BIOINFORMATICS AND COMPUTER MODELING
With the rise of big data (e.g., the results of ‘omic studies) comes the necessity to incorporate computation into biotechnology in meaningful and seamless ways. In particular, computational tools are increasingly being used to analyze and make predictions about the structure and function of DNA, proteins, and cellular systems.
DNA and Protein Repositories and Associated Tools
The genomic era brought massive amounts of biological information about DNA and proteins. DNA analysis primarily involves the comparison of sequences. There are a number of bioinformatics tools to assist in such work. The National Center for Biotechnology Information (NCBI) is an excellent source of both genetic information (GenBank) and tools for the comparison and prediction of DNA and protein sequences Basic Local Alignment Search Tool (BLAST).
GenBank® is a publically accessible repository of DNA and protein sequences maintained by the United States’ National Institute of Health (NIH).
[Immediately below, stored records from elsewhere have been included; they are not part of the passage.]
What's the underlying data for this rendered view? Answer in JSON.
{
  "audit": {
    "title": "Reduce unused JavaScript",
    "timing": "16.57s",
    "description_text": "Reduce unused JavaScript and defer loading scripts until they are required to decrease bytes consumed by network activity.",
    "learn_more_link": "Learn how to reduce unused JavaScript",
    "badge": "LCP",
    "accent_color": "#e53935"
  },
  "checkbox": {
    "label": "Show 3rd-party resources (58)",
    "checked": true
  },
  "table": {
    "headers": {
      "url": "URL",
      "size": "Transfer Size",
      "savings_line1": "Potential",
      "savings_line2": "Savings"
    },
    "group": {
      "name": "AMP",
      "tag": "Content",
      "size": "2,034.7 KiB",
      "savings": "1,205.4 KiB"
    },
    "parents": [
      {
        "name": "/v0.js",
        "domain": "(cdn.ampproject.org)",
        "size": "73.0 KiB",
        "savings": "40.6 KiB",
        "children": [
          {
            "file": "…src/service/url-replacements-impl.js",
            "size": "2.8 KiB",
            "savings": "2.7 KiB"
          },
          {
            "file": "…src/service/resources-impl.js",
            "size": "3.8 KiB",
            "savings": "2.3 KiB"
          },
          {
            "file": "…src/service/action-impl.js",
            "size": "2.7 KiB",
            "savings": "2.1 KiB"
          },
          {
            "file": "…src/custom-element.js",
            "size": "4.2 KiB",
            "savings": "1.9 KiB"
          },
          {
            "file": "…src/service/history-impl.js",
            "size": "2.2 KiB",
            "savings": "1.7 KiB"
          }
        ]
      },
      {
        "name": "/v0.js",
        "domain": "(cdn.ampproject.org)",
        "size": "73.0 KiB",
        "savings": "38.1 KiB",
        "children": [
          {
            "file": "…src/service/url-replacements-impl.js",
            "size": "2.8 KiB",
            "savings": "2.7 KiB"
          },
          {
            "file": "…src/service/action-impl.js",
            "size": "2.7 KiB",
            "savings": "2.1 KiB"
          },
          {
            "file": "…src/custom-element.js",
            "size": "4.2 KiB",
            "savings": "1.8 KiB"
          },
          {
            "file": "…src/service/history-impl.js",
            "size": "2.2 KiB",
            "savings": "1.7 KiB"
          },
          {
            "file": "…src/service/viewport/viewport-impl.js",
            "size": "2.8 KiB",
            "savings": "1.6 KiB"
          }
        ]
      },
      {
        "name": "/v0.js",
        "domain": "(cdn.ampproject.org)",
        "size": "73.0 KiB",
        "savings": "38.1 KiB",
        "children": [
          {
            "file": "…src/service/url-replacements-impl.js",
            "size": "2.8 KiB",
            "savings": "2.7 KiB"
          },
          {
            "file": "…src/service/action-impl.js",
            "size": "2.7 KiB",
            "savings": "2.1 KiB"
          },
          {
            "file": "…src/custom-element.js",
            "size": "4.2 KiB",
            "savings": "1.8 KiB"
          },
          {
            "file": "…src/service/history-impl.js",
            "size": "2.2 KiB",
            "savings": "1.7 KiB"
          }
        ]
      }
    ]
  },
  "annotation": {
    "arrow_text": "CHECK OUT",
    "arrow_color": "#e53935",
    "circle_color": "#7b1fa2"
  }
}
It is part of a greater consortium of genetic databases, including the DNA DataBank of Japan (DDBJ) and the European Molecular Biology Laboratory (EMBL) (NCBI 2011). Newly acquired DNA sequences are deposited into the database by investigators on a rolling basis. Curators of the system ensure some level of consistency and uniformity within the entries. The database can be mined by keyword (such as gene name, function, or organism) queries to acquire the nucleotide or protein sequence of interest. Information such as source references, CDS and other feature coordinates, and translated amino acid sequences are provided in Gen- Bank entries. One could use this information to design primers for gene amplification/cloning or perform comparisons between similar genes/ proteins.
BLAST is a way to search the GenBank database using a sequence- based (rather than keyword) query. The most conventional BLAST searches are based on nucleotide (BLASTn) and protein (BLASTp) sequences.
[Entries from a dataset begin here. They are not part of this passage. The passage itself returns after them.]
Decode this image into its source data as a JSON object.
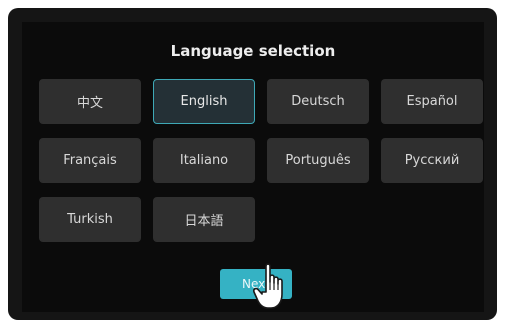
{
  "dialog": {
    "title": "Language selection"
  },
  "languages": [
    {
      "label": "中文",
      "selected": false
    },
    {
      "label": "English",
      "selected": true
    },
    {
      "label": "Deutsch",
      "selected": false
    },
    {
      "label": "Español",
      "selected": false
    },
    {
      "label": "Français",
      "selected": false
    },
    {
      "label": "Italiano",
      "selected": false
    },
    {
      "label": "Português",
      "selected": false
    },
    {
      "label": "Русский",
      "selected": false
    },
    {
      "label": "Turkish",
      "selected": false
    },
    {
      "label": "日本語",
      "selected": false
    }
  ],
  "next_button": {
    "label": "Next"
  },
  "pointer": {
    "icon": "hand-pointer-icon"
  },
  "colors": {
    "accent": "#35b2c4",
    "selected_border": "#3ea8b6",
    "button_bg": "#2f2f2f",
    "screen_bg": "#0b0b0b"
  }
}
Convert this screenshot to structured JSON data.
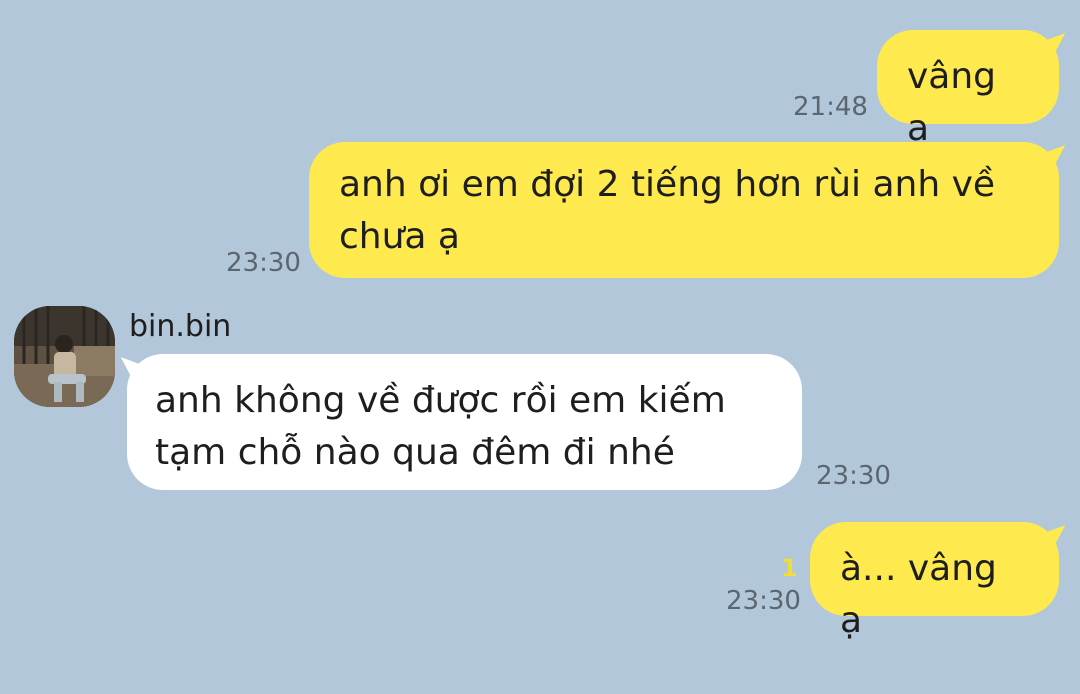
{
  "messages": [
    {
      "sender": "me",
      "text": "vâng ạ",
      "time": "21:48"
    },
    {
      "sender": "me",
      "text": "anh ơi em đợi 2 tiếng hơn rùi anh về\nchưa ạ",
      "time": "23:30"
    },
    {
      "sender": "other",
      "name": "bin.bin",
      "text": "anh không về được rồi em kiếm\ntạm chỗ nào qua đêm đi nhé",
      "time": "23:30"
    },
    {
      "sender": "me",
      "text": "à... vâng ạ",
      "time": "23:30",
      "unread": "1"
    }
  ],
  "colors": {
    "background": "#b2c7da",
    "my_bubble": "#fee94e",
    "other_bubble": "#ffffff",
    "timestamp": "#5c6670",
    "unread_badge": "#f2dc3c"
  },
  "icons": {
    "avatar": "profile-photo"
  }
}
In BLASTn and BLASTp, submitted nucleotide/protein sequences are cross-referenced against all other nucleotide/protein sequences in the database.39 The results are delivered as a list of “hits,” ranked in order of query similarity. Pairwise sequence alignments are provided, along with E-values and similarity and coverage percentages. E-values are an indication of the expectancy that the similarity between the query and hit occurred by chance—the smaller the E-value; the more significant the match. BLAST searches are such a widely used bioinformatics tool that “BLAST” has become a colloquial verb used among biologists.
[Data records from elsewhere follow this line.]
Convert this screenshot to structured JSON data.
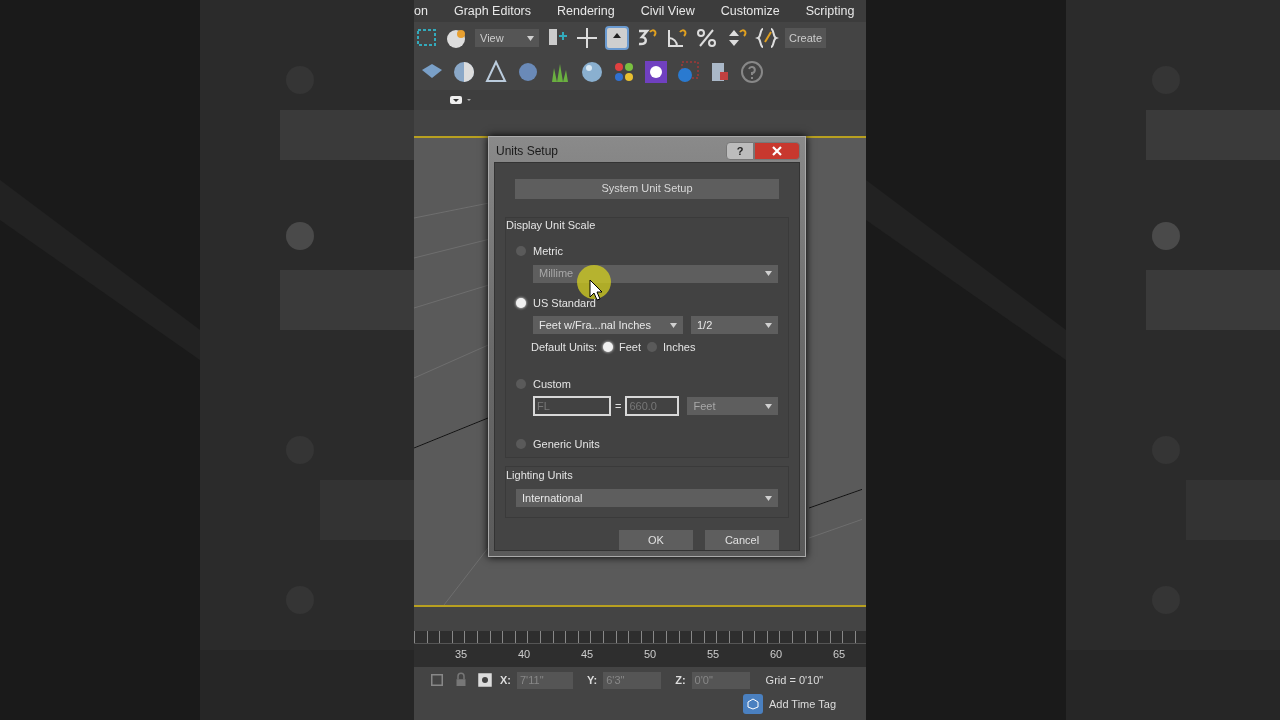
{
  "menu": [
    {
      "label": "on"
    },
    {
      "label": "Graph Editors"
    },
    {
      "label": "Rendering"
    },
    {
      "label": "Civil View"
    },
    {
      "label": "Customize"
    },
    {
      "label": "Scripting"
    }
  ],
  "toolbar": {
    "view_dropdown": "View",
    "create_button": "Create"
  },
  "dialog": {
    "title": "Units Setup",
    "help": "?",
    "system_unit_button": "System Unit Setup",
    "display_unit_scale": {
      "title": "Display Unit Scale",
      "options": [
        {
          "kind": "metric",
          "label": "Metric",
          "selected": false,
          "dropdown": "Millime"
        },
        {
          "kind": "us",
          "label": "US Standard",
          "selected": true,
          "dropdown": "Feet w/Fra...nal Inches",
          "fraction": "1/2",
          "default_units_label": "Default Units:",
          "default_units": [
            {
              "label": "Feet",
              "selected": true
            },
            {
              "label": "Inches",
              "selected": false
            }
          ]
        },
        {
          "kind": "custom",
          "label": "Custom",
          "selected": false,
          "name_value": "FL",
          "equals": "=",
          "amount": "660.0",
          "unit": "Feet"
        },
        {
          "kind": "generic",
          "label": "Generic Units",
          "selected": false
        }
      ]
    },
    "lighting_units": {
      "title": "Lighting Units",
      "value": "International"
    },
    "buttons": [
      "OK",
      "Cancel"
    ]
  },
  "timeline": {
    "ticks": [
      "35",
      "40",
      "45",
      "50",
      "55",
      "60",
      "65"
    ]
  },
  "status": {
    "x_label": "X:",
    "x": "7'11\"",
    "y_label": "Y:",
    "y": "6'3\"",
    "z_label": "Z:",
    "z": "0'0\"",
    "grid": "Grid = 0'10\"",
    "time_tag": "Add Time Tag"
  }
}
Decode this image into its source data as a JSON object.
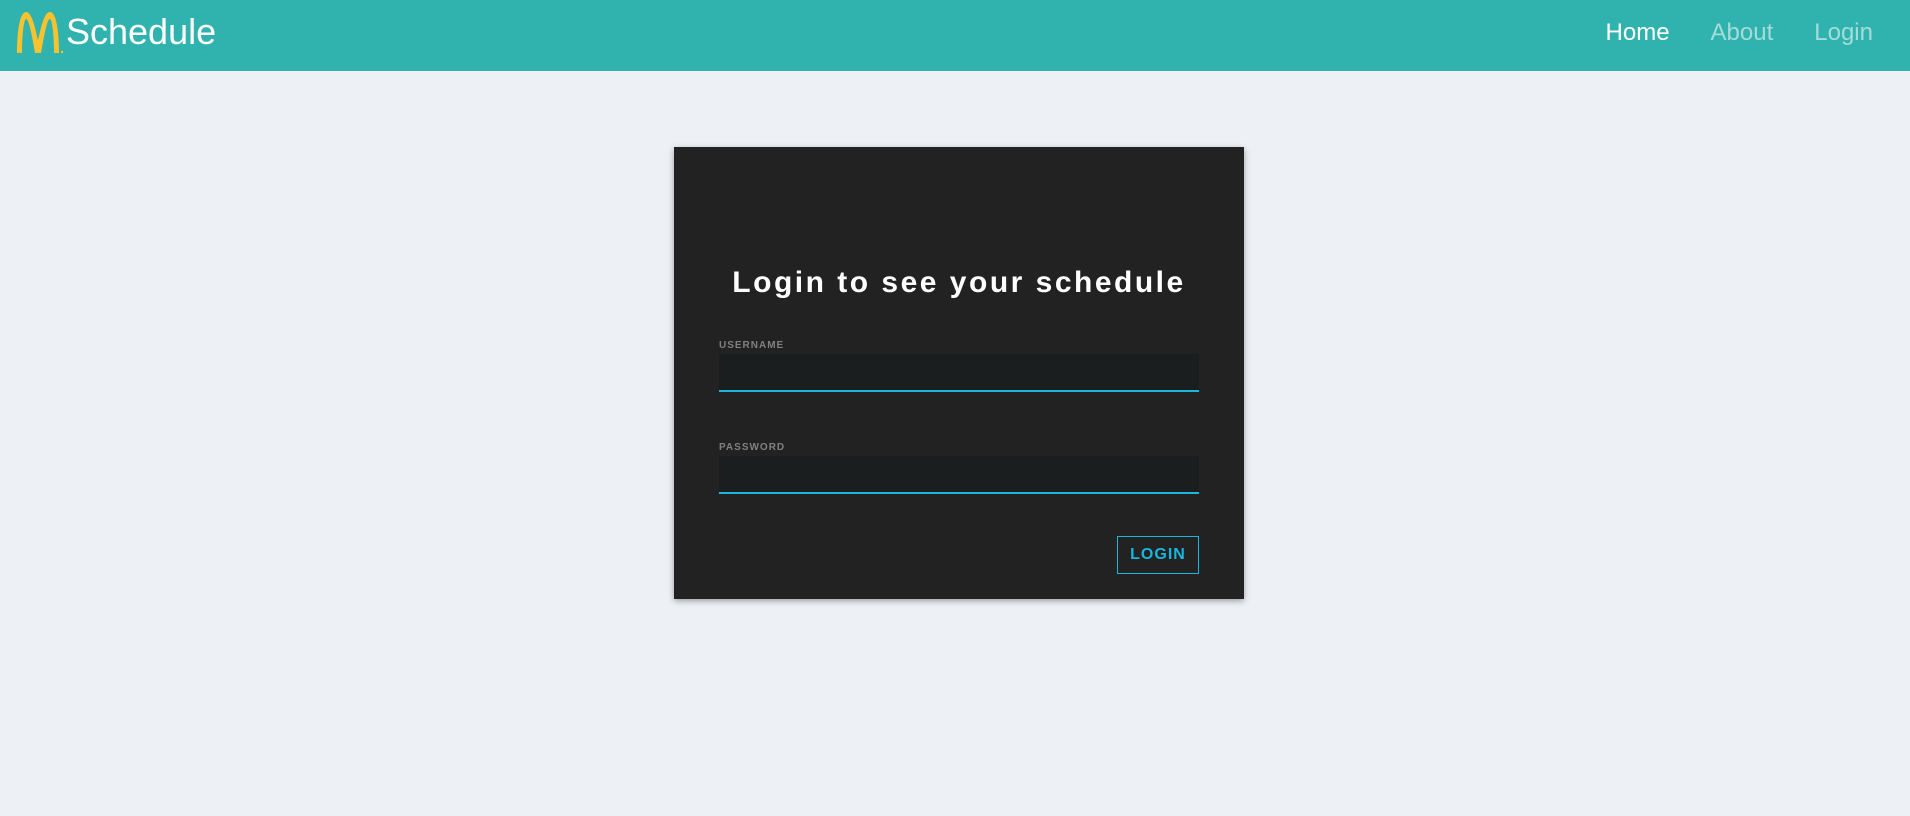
{
  "navbar": {
    "brand_title": "Schedule",
    "brand_logo_icon": "golden-arches-icon",
    "links": [
      {
        "label": "Home",
        "active": true
      },
      {
        "label": "About",
        "active": false
      },
      {
        "label": "Login",
        "active": false
      }
    ],
    "colors": {
      "background": "#30b3ae",
      "logo": "#f6c32f"
    }
  },
  "login_card": {
    "heading": "Login to see your schedule",
    "username": {
      "label": "USERNAME",
      "value": ""
    },
    "password": {
      "label": "PASSWORD",
      "value": ""
    },
    "submit_label": "LOGIN",
    "colors": {
      "background": "#212221",
      "accent": "#1ab6de"
    }
  }
}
In addition to searching the general sequence databases, BLAST can be used to compare one or more sequences to each other. To do this, one must simply select the “Align two or more sequences” box on the submission page and enter the various sequences to be compared. The BLAST tool compares the submitted sequences to each other and generates an alignment with locations of similar and dissimilar nucleotides or amino acids marked. This application of the BLAST tool is particularly useful when comparing cloned to ideal reference sequences or identifying differences (i.e., SNPs) within a subset of similar sequences. Freeware programs of the Clustal-family40 (e.g., Clustal-W2) are specialized online bioinformatics tools for the construction of nucleotide and protein alignments, with the added feature of phylogenetic tree construction. Phylogenetic trees graphically depict the overall genetic similarity between sequences.
A clearinghouse for online bioinformatics tools can be found at the ExPASy Bioinformatics Resources Portal,41 which is maintained by the Swiss Institute of Bioinformatics. Tools are categorized into 11 different genres, ranging from proteomics to systems biology to drug discovery. As an example of what is available, links within the proteomics category lead to a multitude of tools for identifying protein domains, translating nucleotide sequences, mass spectroscopy and 2D gel data, and predicting structure, post-translational modification, and protein topology.